Is that what the 5th commandment says?
It says “you shall not kill” or “you shall not murder”
when you look at the Rabbinical Tradition, abortion is not absolutely prohibited IIRC
Rabbinical Tradition while important is not the final word in Catholic teaching.

The CCC tells us that the 5th commandment informs us that human life is sacred.

see this from the CCC
 
Is that what the 5th commandment says?
It says “you shall not kill” or “you shall not murder”
when you look at the Rabbinical Tradition, abortion is not absolutely prohibited IIRC
Why do you bring up Rabbinical Tradition? This is Catholic Answers and we must present the teaching of the Church regarding human persons, not just their biology but their spiritual aspect as well.

Peace,
Ed
 
What you term “God’s representatives” are old, heterosexual (for the most part), celibate males. When this august body begins to include women – including women who have suffered the agony of infertility – people might being to take their pontifications on difficult moral conundrums somewhat more seriously.
Absolutely right, qua far-out speculative counter-factual (except that you should have used the subjunctive rather than the indicative mood) - and absolutely irrelevant. 🤷
 
To what people do you refer? The Body of Christ holds the complete answer and description regarding the human being. The Catholic Church has no authority to ordain women and this must be definitively held by all the faithful as stated by Pope John Paul II. Here, again, women are misidentified as to their part of the Body of Christ. This separates them from their natural biological reality. Peace, Ed
Nah – that’s a model that no longer flies. Arguing that a woman’s place is barefoot and pregnant in the kitchen while a man’s place is leading the church is so “fifties,” Ed! “Natural biological reality” has nothing to do with leadership of the Church.

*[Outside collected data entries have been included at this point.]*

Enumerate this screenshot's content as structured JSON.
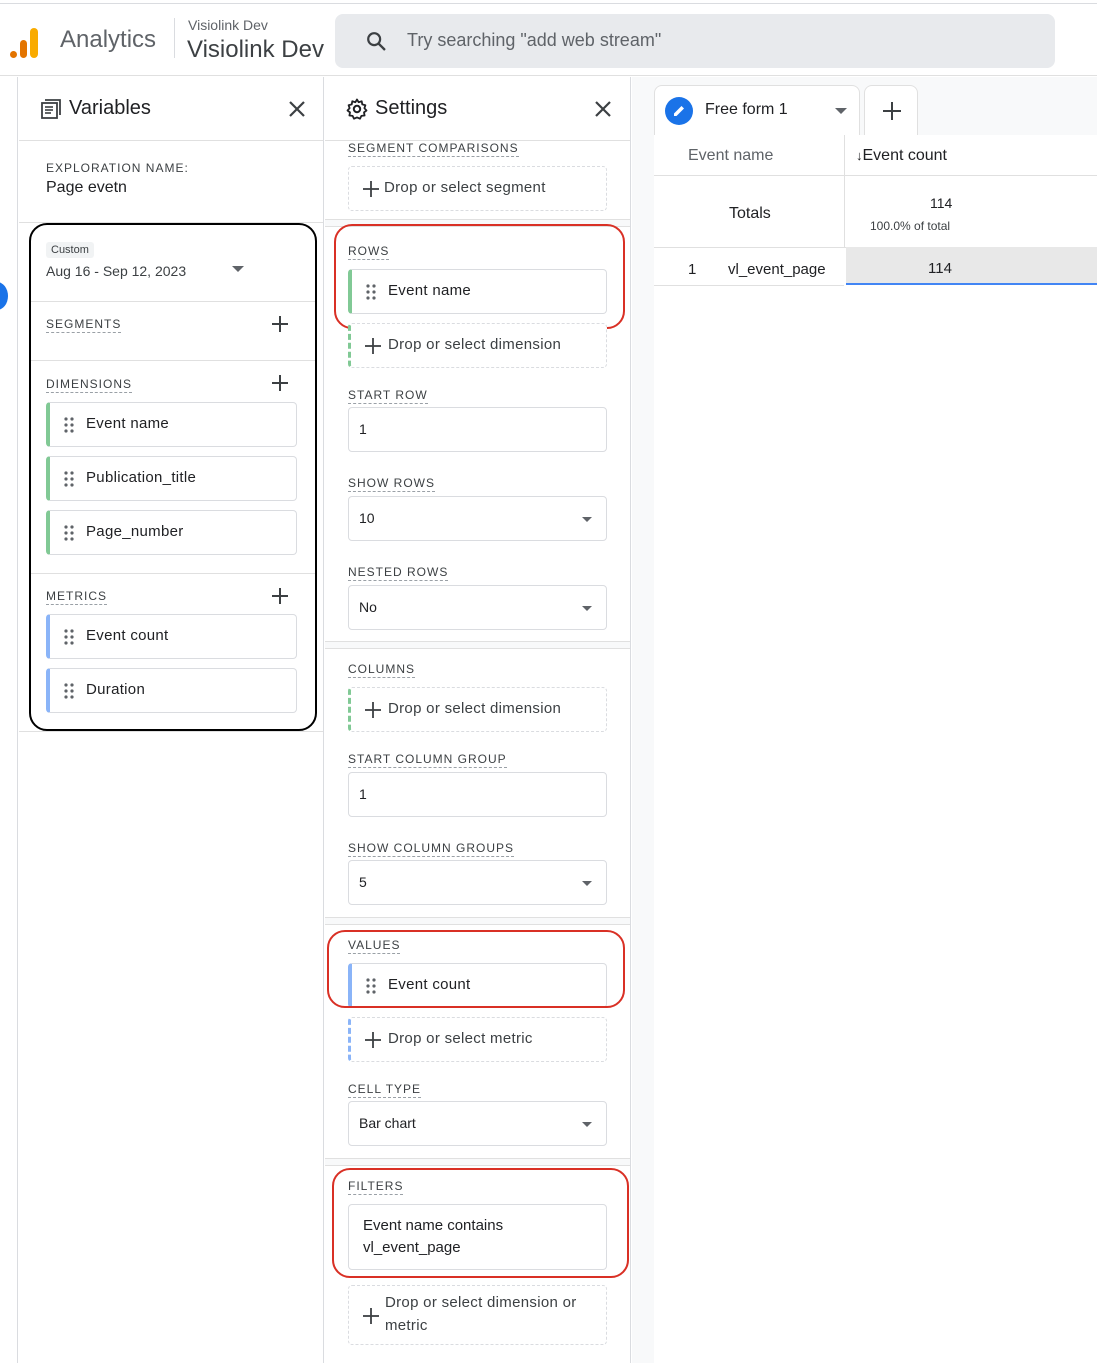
{
  "header": {
    "app_name": "Analytics",
    "account_small": "Visiolink Dev",
    "account_big": "Visiolink Dev",
    "search_placeholder": "Try searching \"add web stream\""
  },
  "variables": {
    "title": "Variables",
    "exploration_label": "EXPLORATION NAME:",
    "exploration_name": "Page evetn",
    "date_chip": "Custom",
    "date_range": "Aug 16 - Sep 12, 2023",
    "segments_label": "SEGMENTS",
    "dimensions_label": "DIMENSIONS",
    "dimensions": [
      "Event name",
      "Publication_title",
      "Page_number"
    ],
    "metrics_label": "METRICS",
    "metrics": [
      "Event count",
      "Duration"
    ]
  },
  "settings": {
    "title": "Settings",
    "segment_comparisons_label": "SEGMENT COMPARISONS",
    "segment_drop": "Drop or select segment",
    "rows_label": "ROWS",
    "rows_item": "Event name",
    "rows_drop": "Drop or select dimension",
    "start_row_label": "START ROW",
    "start_row": "1",
    "show_rows_label": "SHOW ROWS",
    "show_rows": "10",
    "nested_rows_label": "NESTED ROWS",
    "nested_rows": "No",
    "columns_label": "COLUMNS",
    "columns_drop": "Drop or select dimension",
    "start_col_label": "START COLUMN GROUP",
    "start_col": "1",
    "show_col_label": "SHOW COLUMN GROUPS",
    "show_col": "5",
    "values_label": "VALUES",
    "values_item": "Event count",
    "values_drop": "Drop or select metric",
    "cell_type_label": "CELL TYPE",
    "cell_type": "Bar chart",
    "filters_label": "FILTERS",
    "filter_line1": "Event name contains",
    "filter_line2": "vl_event_page",
    "filters_drop_line1": "Drop or select dimension or",
    "filters_drop_line2": "metric"
  },
  "canvas": {
    "tab_label": "Free form 1",
    "table": {
      "dim_header": "Event name",
      "metric_header": "Event count",
      "sort_arrow": "↓",
      "totals_label": "Totals",
      "totals_value": "114",
      "totals_pct": "100.0% of total",
      "rows": [
        {
          "index": "1",
          "name": "vl_event_page",
          "value": "114"
        }
      ]
    }
  },
  "colors": {
    "accent": "#1a73e8",
    "dimension_accent": "#81c995",
    "metric_accent": "#8ab4f8",
    "highlight_red": "#d93025",
    "logo_orange": "#e37400",
    "logo_yellow": "#f9ab00"
  }
}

But we should probably get back to the topic of being uncomfortable with biology.
 
That’s a good question, and I suppose it varies according to which subsystem you are talking about. The nervous system, the digestive system, the musculo-skeletal system, and the cardiovascular system might all degrade at different rates in different people.

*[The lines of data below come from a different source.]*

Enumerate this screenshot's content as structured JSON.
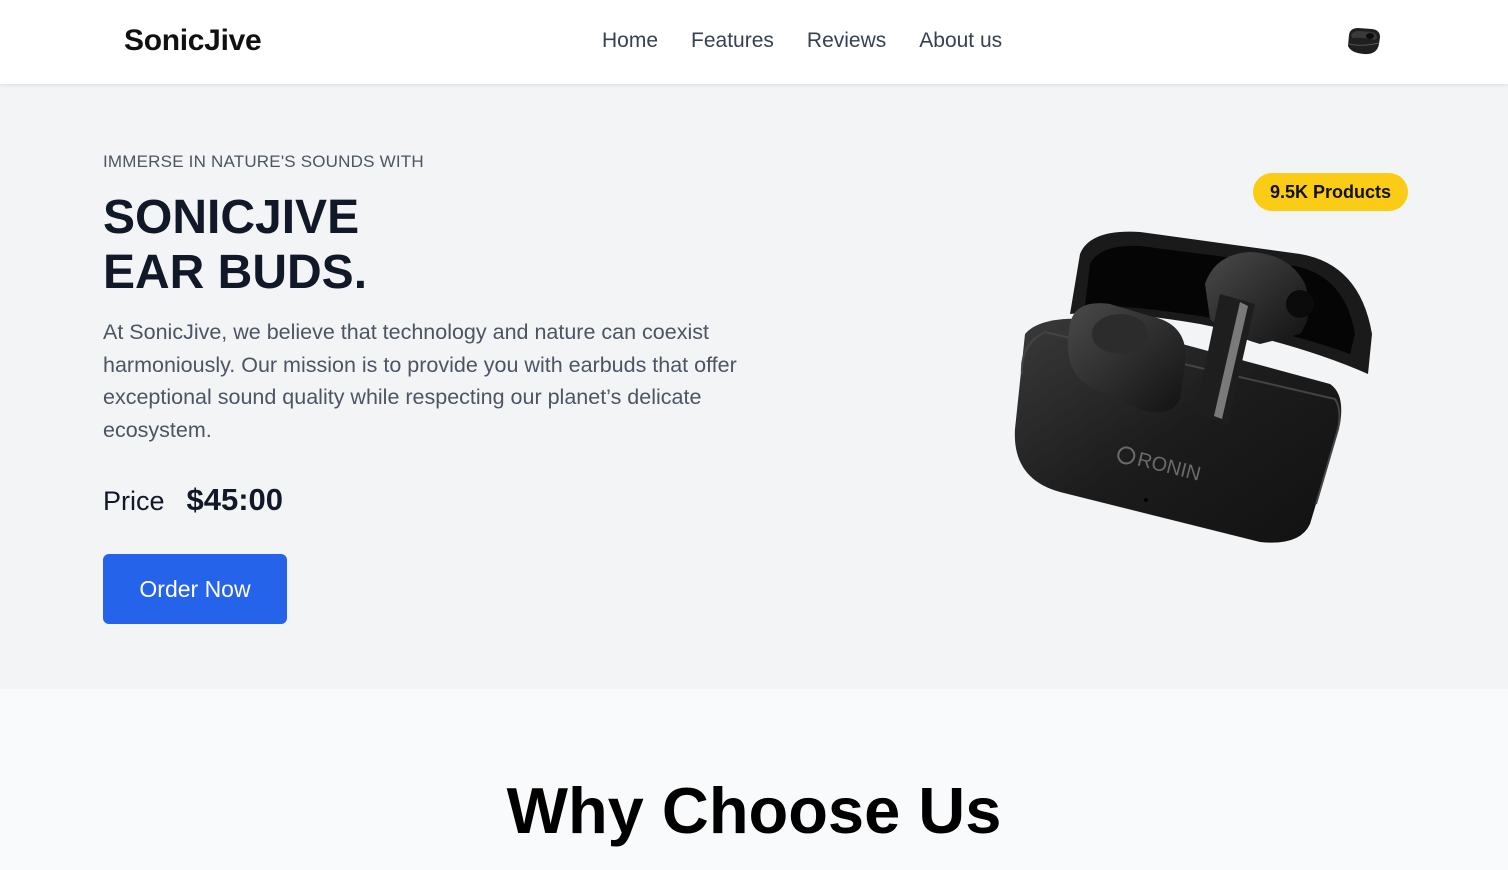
{
  "navbar": {
    "brand": "SonicJive",
    "links": [
      "Home",
      "Features",
      "Reviews",
      "About us"
    ],
    "cart_icon": "earbuds-icon"
  },
  "hero": {
    "eyebrow": "IMMERSE IN NATURE'S SOUNDS WITH",
    "headline_line1": "SONICJIVE",
    "headline_line2": "EAR BUDS.",
    "description": "At SonicJive, we believe that technology and nature can coexist harmoniously. Our mission is to provide you with earbuds that offer exceptional sound quality while respecting our planet’s delicate ecosystem.",
    "price_label": "Price",
    "price_value": "$45:00",
    "cta_label": "Order Now",
    "badge": "9.5K Products",
    "product_brand_text": "RONIN"
  },
  "why": {
    "title": "Why Choose Us"
  },
  "colors": {
    "accent": "#2563eb",
    "badge": "#facc15",
    "hero_bg": "#f3f4f6",
    "headline": "#111827"
  }
}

But the main factor (the biologists at my institution tell me) is telomeric erosion. When the telomeres on the ends of your DNA molecules begin to be shortened, transcription errors in the copying of DNA begin to creep in. After that it’s only a matter of time before cancers and other life-threatening conditions begin to crop up.

StAnastasia
And so just when is that? (How about immediately after conception?)